According to the AWC, the firm failed to "reasonably consider various disadvantages of the exchanges" when recommending that customers surrender existing annuities or life insurance policies for RILAs. FINRA found that during the relevant period, the firm recommended 479 purchases totaling over $92 million; of these, 41 transactions—representing more than $7.9 million—were funded by exchanges from other insurance products. FINRA found that 19 of these 41 exchanges resulted in significant customer harm, including the forfeiture of insurance benefits and the incurrence of surrender charges. FINRA highlighted that "six customers gave up life insurance policies" with death benefits exceeding their surrender value, fifteen relinquished annuities with valuable riders, and eight incurred "surrender charges" totaling $38,591.39.
FINRA determined that the firm’s Reg BI policies and procedures were "not tailored to address recommendations" of RILAs. FINRA emphasized that although the firm maintained general guidance on Reg BI, it "did not have specific written policies ... or a supervisory system" reasonably designed to ensure compliance with the rule’s "Care Obligation." Further, FINRA determined that the firm failed to document or assess why customers would benefit from the recommended RILAs despite these losses. FINRA also said the firm did not have systems in place to identify or address red flags associated with these transactions, such as patterns of customers giving up valuable benefits.

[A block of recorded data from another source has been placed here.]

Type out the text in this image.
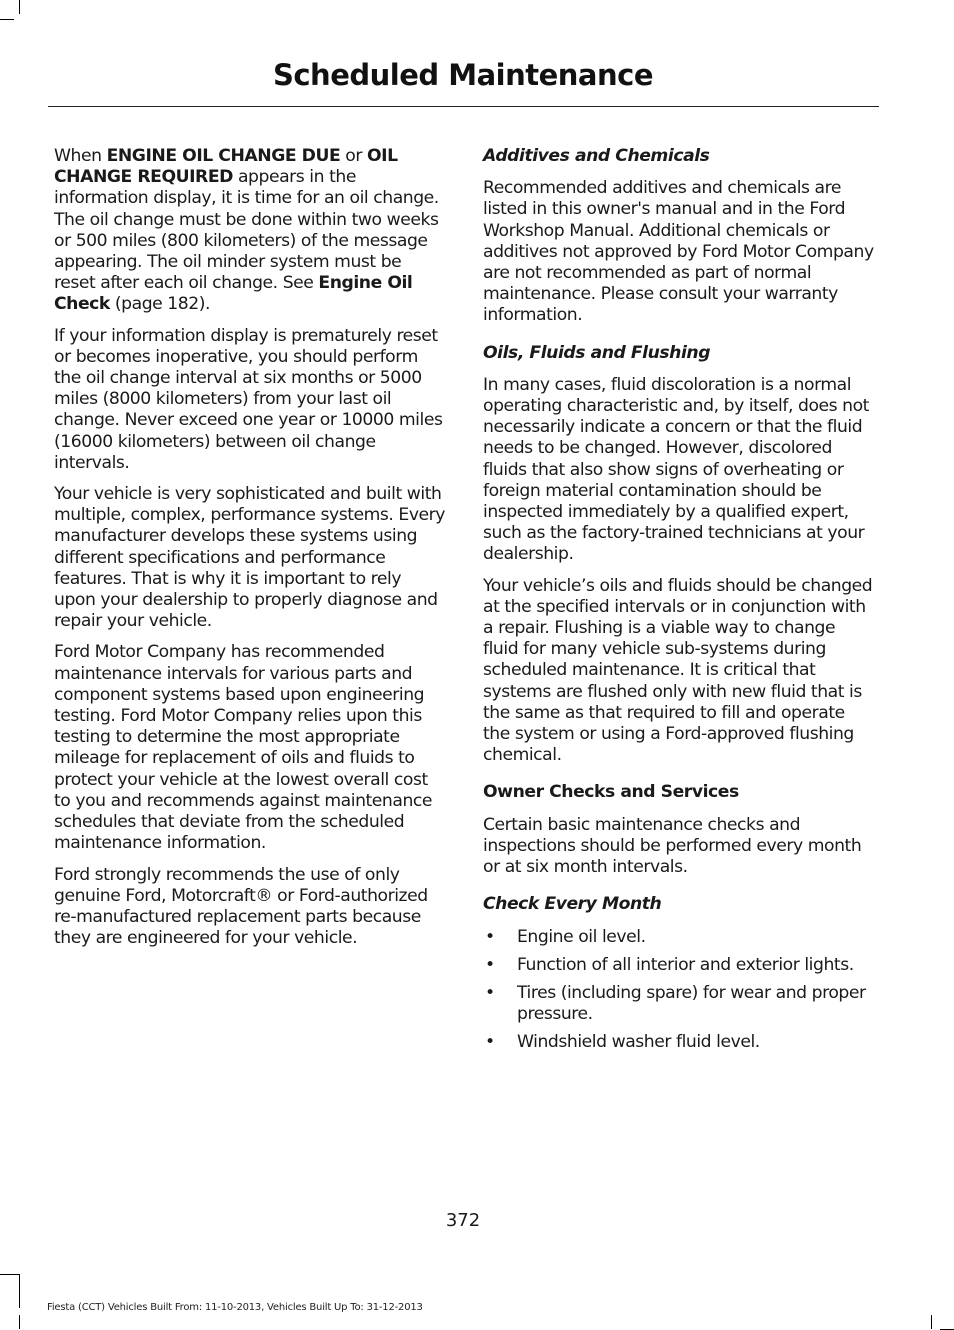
Scheduled Maintenance

When ENGINE OIL CHANGE DUE or OIL CHANGE REQUIRED appears in the information display, it is time for an oil change. The oil change must be done within two weeks or 500 miles (800 kilometers) of the message appearing. The oil minder system must be reset after each oil change. See Engine Oil Check (page 182).

If your information display is prematurely reset or becomes inoperative, you should perform the oil change interval at six months or 5000 miles (8000 kilometers) from your last oil change. Never exceed one year or 10000 miles (16000 kilometers) between oil change intervals.

Your vehicle is very sophisticated and built with multiple, complex, performance systems. Every manufacturer develops these systems using different specifications and performance features. That is why it is important to rely upon your dealership to properly diagnose and repair your vehicle.

Ford Motor Company has recommended maintenance intervals for various parts and component systems based upon engineering testing. Ford Motor Company relies upon this testing to determine the most appropriate mileage for replacement of oils and fluids to protect your vehicle at the lowest overall cost to you and recommends against maintenance schedules that deviate from the scheduled maintenance information.

Ford strongly recommends the use of only genuine Ford, Motorcraft® or Ford-authorized re-manufactured replacement parts because they are engineered for your vehicle.

Additives and Chemicals

Recommended additives and chemicals are listed in this owner's manual and in the Ford Workshop Manual. Additional chemicals or additives not approved by Ford Motor Company are not recommended as part of normal maintenance. Please consult your warranty information.

Oils, Fluids and Flushing

In many cases, fluid discoloration is a normal operating characteristic and, by itself, does not necessarily indicate a concern or that the fluid needs to be changed. However, discolored fluids that also show signs of overheating or foreign material contamination should be inspected immediately by a qualified expert, such as the factory-trained technicians at your dealership.

Your vehicle’s oils and fluids should be changed at the specified intervals or in conjunction with a repair. Flushing is a viable way to change fluid for many vehicle sub-systems during scheduled maintenance. It is critical that systems are flushed only with new fluid that is the same as that required to fill and operate the system or using a Ford-approved flushing chemical.

Owner Checks and Services

Certain basic maintenance checks and inspections should be performed every month or at six month intervals.

Check Every Month
• Engine oil level.
• Function of all interior and exterior lights.
• Tires (including spare) for wear and proper pressure.
• Windshield washer fluid level.
372
Fiesta (CCT) Vehicles Built From: 11-10-2013, Vehicles Built Up To: 31-12-2013
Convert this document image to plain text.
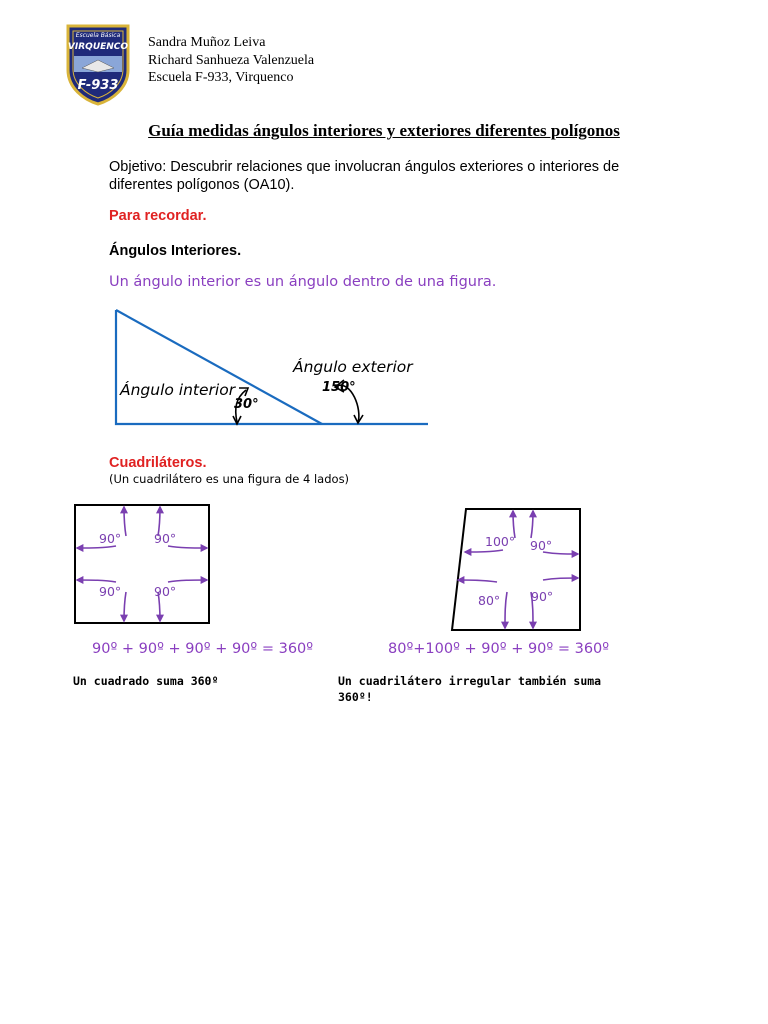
Escuela Básica
VIRQUENCO
F-933
Sandra Muñoz Leiva
Richard Sanhueza Valenzuela
Escuela F-933, Virquenco
Guía medidas ángulos interiores y exteriores diferentes polígonos
Objetivo: Descubrir relaciones que involucran ángulos exteriores o interiores de diferentes polígonos (OA10).
Para recordar.
Ángulos Interiores.
Un ángulo interior es un ángulo dentro de una figura.
Ángulo interior
30°
Ángulo exterior
150°
Cuadriláteros.
(Un cuadrilátero es una figura de 4 lados)
90°	90°
90°	90°
100° 90°
80° 90°
90º + 90º + 90º + 90º = 360º	80º+100º + 90º + 90º = 360º
Un cuadrado suma 360º	Un cuadrilátero irregular también suma
360º!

As a result, FINRA said the firm violated Exchange Act Rule 15l-1 ("Regulation Best Interest") and FINRA Rules 3110 ("Supervision") and Rule 2010 (“Standards of Commercial Honor and Principles of Trade”).
To settle the charges, the firm agreed to (i) a censure, (ii) a $100,000 fine, (iii) restitution of $38,591.39, and (iv) undertake remedial measures, including written certification by senior management that corrective actions have been implemented.